The cost? ~20,000 database records with a few extra KB of data stored against them. That’s totally worth it.
Querying JSON
PostgreSQL has a bunch of features for querying into JSON fields which I haven’t really explored before. I decided to try them out.
They’re incredible. Here’s a query that shows the callers who have made the most calls, based on extracting the {"Reported by": {"name": "NAME"}}
nested field from that JSON column:
select
jsonb_extract_path(
airtable_json, 'Reported by', 'name'
) as name,
count(*) as n
from call_report
group by name
order by n desc;
Even more exciting... here’s a query that counts the keys that have been used in ALL of the JSON returned from Airtable:
SELECT
jsonb_object_keys(airtable_json) AS key, count(*)
FROM call_report GROUP BY key;
And here’s what it outputs:
JSON key | Times used |
---|---|
Affiliation (from Location) | 21589 |
airtable_createdTime | 21589 |
airtable_id | 21589 |
Appointments by phone? | 466 |
Appointment scheduling instructions | 2526 |
auth0_reporter_id | 1583 |
auth0_reporter_name | 1583 |
auth0_reporter_roles | 1583 |
Availability | 21589 |
County (from Location) | 21589 |
Do not call until | 3116 |
external_reports_base_external_report_id | 3139 |
Hour | 21589 |
ID | 21589 |
Internal Notes | 18258 |
is_latest_report_for_location | 21589 |
is_pending_review | 18 |
Location | 21589 |
location_id | 21589 |
location_latest_eva_report_time | 13443 |
location_latest_report_id | 21589 |
location_latest_report_time | 21354 |
Location Type (from Location) | 21588 |
Name (from Location) | 21589 |
Notes | 3359 |
Number of Reports (from Location) | 21589 |
parent_eva_report | 958 |
parent_external_report | 2410 |
Phone | 82 |
Reported by | 21589 |
report_id | 21589 |
Report Type | 21589 |
soft-dropped-column: Vaccines available? | 15948 |
time | 21589 |
tmp_eva_flips | 21589 |
Vaccine demand | 733 |
Vaccine demand notes | 4 |
This is amazingly useful data for the importer script that I’m writing!

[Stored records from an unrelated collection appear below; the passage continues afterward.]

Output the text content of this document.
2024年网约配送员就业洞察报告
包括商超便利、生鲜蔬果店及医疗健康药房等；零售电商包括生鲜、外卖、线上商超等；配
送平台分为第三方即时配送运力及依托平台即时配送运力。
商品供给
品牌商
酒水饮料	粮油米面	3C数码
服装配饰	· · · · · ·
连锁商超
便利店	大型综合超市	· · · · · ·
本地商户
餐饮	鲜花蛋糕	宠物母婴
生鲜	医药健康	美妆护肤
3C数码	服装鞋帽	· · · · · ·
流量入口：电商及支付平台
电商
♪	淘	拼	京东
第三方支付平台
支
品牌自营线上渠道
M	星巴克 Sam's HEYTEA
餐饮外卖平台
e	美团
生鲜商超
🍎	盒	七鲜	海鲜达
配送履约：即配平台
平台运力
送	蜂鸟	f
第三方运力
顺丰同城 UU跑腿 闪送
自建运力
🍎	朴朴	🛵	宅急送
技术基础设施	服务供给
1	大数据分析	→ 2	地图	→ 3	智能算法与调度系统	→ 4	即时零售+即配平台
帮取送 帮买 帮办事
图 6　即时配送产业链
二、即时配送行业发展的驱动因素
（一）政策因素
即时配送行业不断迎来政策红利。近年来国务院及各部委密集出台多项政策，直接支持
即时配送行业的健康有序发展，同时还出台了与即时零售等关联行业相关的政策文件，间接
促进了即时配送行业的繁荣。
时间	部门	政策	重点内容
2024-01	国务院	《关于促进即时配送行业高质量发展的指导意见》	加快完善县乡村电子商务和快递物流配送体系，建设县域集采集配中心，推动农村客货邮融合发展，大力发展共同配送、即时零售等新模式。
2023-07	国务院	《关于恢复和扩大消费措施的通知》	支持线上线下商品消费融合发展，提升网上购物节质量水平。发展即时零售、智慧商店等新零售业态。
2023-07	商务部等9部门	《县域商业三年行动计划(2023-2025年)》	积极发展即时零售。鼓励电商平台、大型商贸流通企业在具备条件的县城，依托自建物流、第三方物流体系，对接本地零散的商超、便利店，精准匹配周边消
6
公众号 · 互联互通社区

The query also executes in about 800ms against the cheapest PostgreSQL database server that Heroku offer—doing a deep full table scan against all 22,000 imported records.
Based on how powerful is, I’m now thinking that we should go all-in on JSON in our database. Imagine if every scraper we were running dumped its full scraped JSON data into PostgreSQL—we could join arbitrary scraped data against our other tables to figure out if there are any new locations.
My biggest concern about replacing Airtable is that we’ll lose the amazing flexibility it’s given us. I think JSON columns can help bridge that gap.
Call targeting: the most interesting problem
Another topic that came out of my conversation with Nicholas: I had not seen quite how ingenious the way call targeting works is. This is SUCH a smart usage of Airtable!
The short version: call targeting (the logic that decides which number a volunteer should be asked to call) is powered by Airtable views, with really clever application of Airtable’s filters to help build up the call lists.
We need to maintain our ability to smartly target where the calls go, and ideally make it even better. This is going to be a really fun problem to solve!